Uso massivo de contas falsas na internet: ‘Bolsonaro News’ e as repercussões do Inquérito 4828

O Estado de S. Paulo
22/6/2021

A repercussão sobre um perfil falso bloqueado pelo Facebook em junho de 2020 foi retomada com os resultados de investigações da Polícia Federal no bojo do inquérito que investiga os atos antidemocráticos praticados por apoiadores do Presidente Bolsonaro, em ação que corre no Supremo Tribunal Federal (Inquérito 4828). O inquérito foi instaurado em abril do ano passado para apurar a organização de manifestações defendendo atos antidemocráticos, retorno da ditadura militar, intervenção das Forças Armadas e ataques às instituições democráticas, como Congresso e STF. Hoje, ele já deixa de correr sob sigilo, considerando a decisão do Min. Alexandre de Morais, na sexta-feira, dia 4 de junho de 2021, após a Procuradoria Geral da República ter requerido o arquivamento do processo.

Segundo informações levantadas no Relatório da Polícia Federal e que também subsidiariam a decisão do Ministro Alexandre de Morais, existiria associação entre o perfil falso derrubado pela rede social (“Bolsonaro News”) e as contas do presidente Bolsonaro e de seu assessor, Tercio Arnaud. No ano passado, após extensa pesquisa realizada pelo Laboratório Forense Digital, – DFR Lab – do Atlantic Council, o Facebook coordenou ação em escala global para a remoção de perfis utilizados para disseminar desinformação e notícias falsas. Não sem surpresa, alguns deles eram registrados por residentes no Brasil, aliados do presidente Jair Bolsonaro e do chamado “Gabinete do Ódio”.

Em seu estudo, o DFR Lab identificou que múltiplas contas no Facebook e Instagram estavam associadas ao “uso inautêntico coordenado” ao redor do globo. Dessa forma, a remoção coletiva dos perfis nas redes sociais concentrou naqueles usos da internet baseados elementos enganosos sobre identidade, propósito e origem das entidades ou pessoas que representam.

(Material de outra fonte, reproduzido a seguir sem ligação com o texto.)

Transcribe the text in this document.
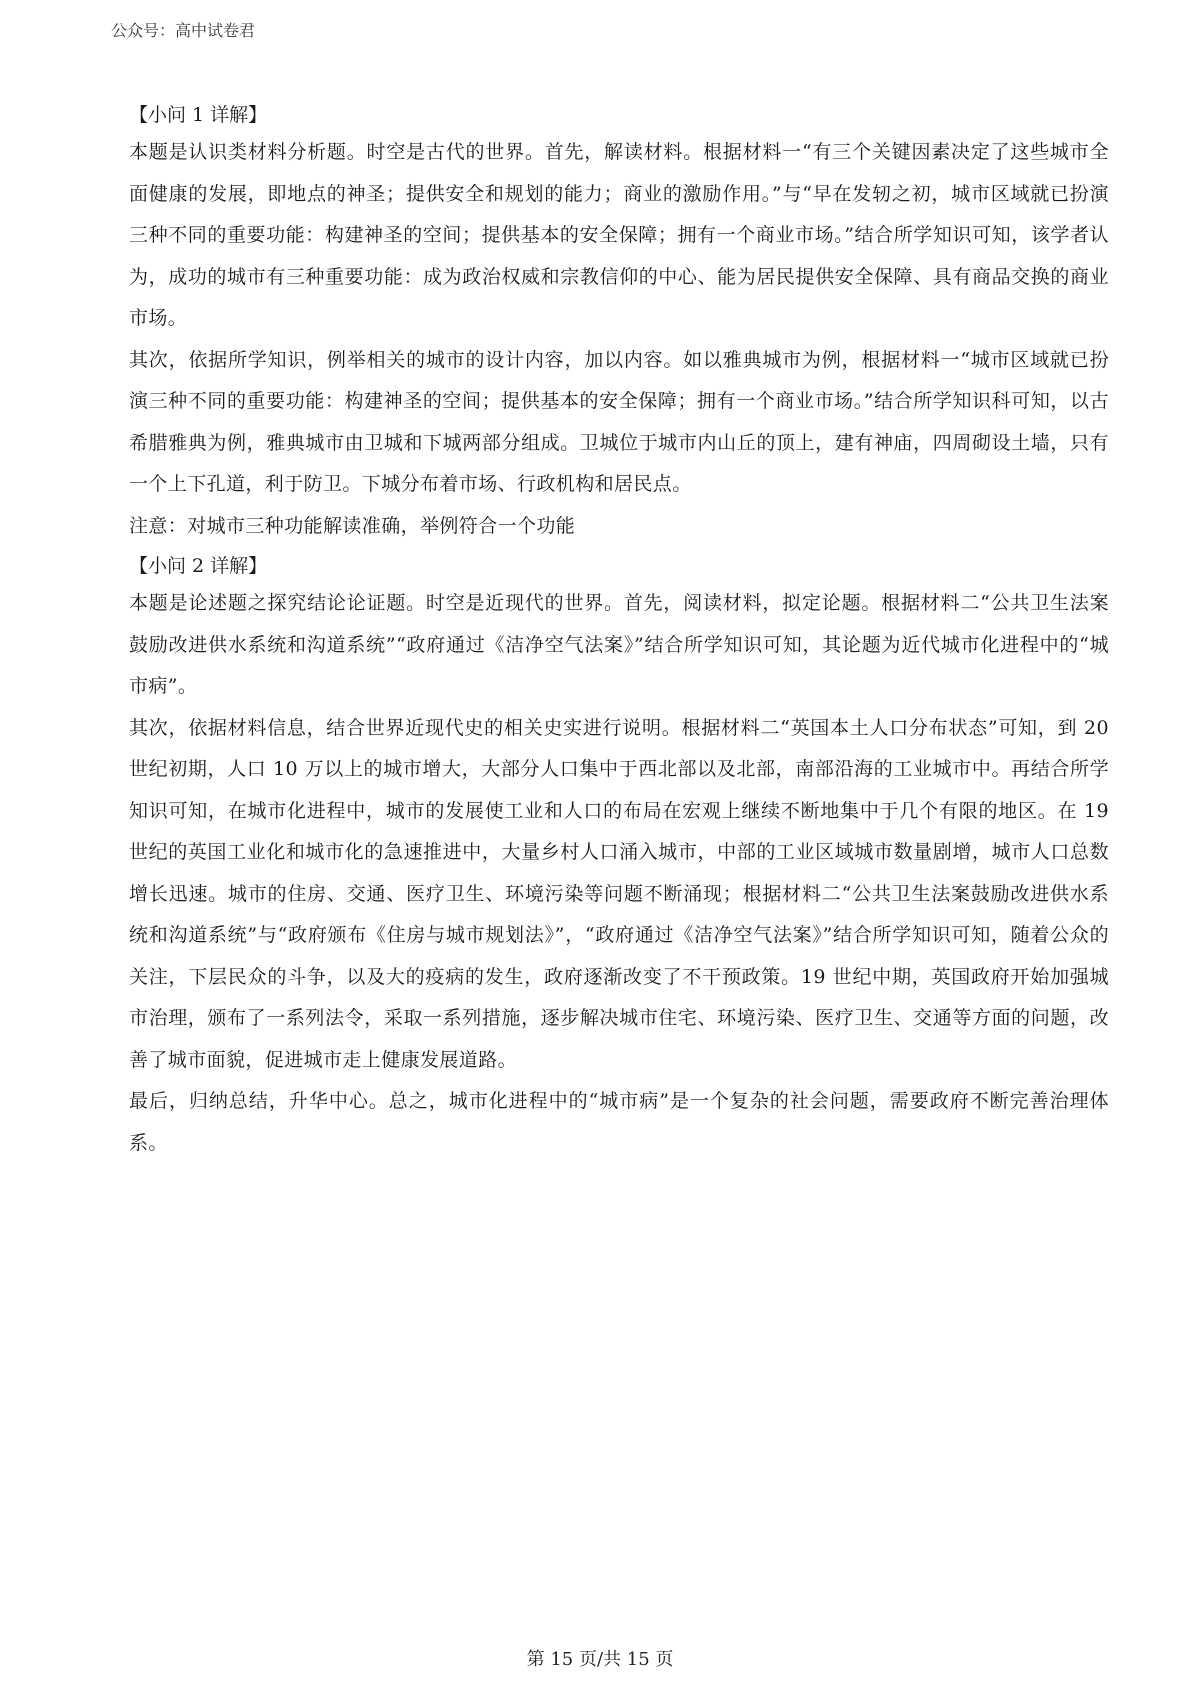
公众号：高中试卷君
【小问 1 详解】

本题是认识类材料分析题。时空是古代的世界。首先，解读材料。根据材料一“有三个关键因素决定了这些城市全面健康的发展，即地点的神圣；提供安全和规划的能力；商业的激励作用。”与“早在发轫之初，城市区域就已扮演三种不同的重要功能：构建神圣的空间；提供基本的安全保障；拥有一个商业市场。”结合所学知识可知，该学者认为，成功的城市有三种重要功能：成为政治权威和宗教信仰的中心、能为居民提供安全保障、具有商品交换的商业市场。

其次，依据所学知识，例举相关的城市的设计内容，加以内容。如以雅典城市为例，根据材料一“城市区域就已扮演三种不同的重要功能：构建神圣的空间；提供基本的安全保障；拥有一个商业市场。”结合所学知识科可知，以古希腊雅典为例，雅典城市由卫城和下城两部分组成。卫城位于城市内山丘的顶上，建有神庙，四周砌设土墙，只有一个上下孔道，利于防卫。下城分布着市场、行政机构和居民点。

注意：对城市三种功能解读准确，举例符合一个功能

【小问 2 详解】

本题是论述题之探究结论论证题。时空是近现代的世界。首先，阅读材料，拟定论题。根据材料二“公共卫生法案鼓励改进供水系统和沟道系统”“政府通过《洁净空气法案》”结合所学知识可知，其论题为近代城市化进程中的“城市病”。

其次，依据材料信息，结合世界近现代史的相关史实进行说明。根据材料二“英国本土人口分布状态”可知，到 20 世纪初期，人口 10 万以上的城市增大，大部分人口集中于西北部以及北部，南部沿海的工业城市中。再结合所学知识可知，在城市化进程中，城市的发展使工业和人口的布局在宏观上继续不断地集中于几个有限的地区。在 19 世纪的英国工业化和城市化的急速推进中，大量乡村人口涌入城市，中部的工业区域城市数量剧增，城市人口总数增长迅速。城市的住房、交通、医疗卫生、环境污染等问题不断涌现；根据材料二“公共卫生法案鼓励改进供水系统和沟道系统”与“政府颁布《住房与城市规划法》”，“政府通过《洁净空气法案》”结合所学知识可知，随着公众的关注，下层民众的斗争，以及大的疫病的发生，政府逐渐改变了不干预政策。19 世纪中期，英国政府开始加强城市治理，颁布了一系列法令，采取一系列措施，逐步解决城市住宅、环境污染、医疗卫生、交通等方面的问题，改善了城市面貌，促进城市走上健康发展道路。

最后，归纳总结，升华中心。总之，城市化进程中的“城市病”是一个复杂的社会问题，需要政府不断完善治理体系。

第 15 页/共 15 页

Importante observar que no Brasil os registros de conexão e acessos a aplicações de internet são mantidos temporariamente por provedores de internet, conforme prazos e obrigações legais previstas no Marco Civil da Internet. Eles permitem formar a base probatória digital (e-evidence) que serve para demonstrar à Polícia Federal que o perfil falso em questão havia sido acessado a partir de endereços de IP ligados à casa do Presidente, na Barra da Tijuca no Rio de Janeiro, e ao Palácio do Planalto.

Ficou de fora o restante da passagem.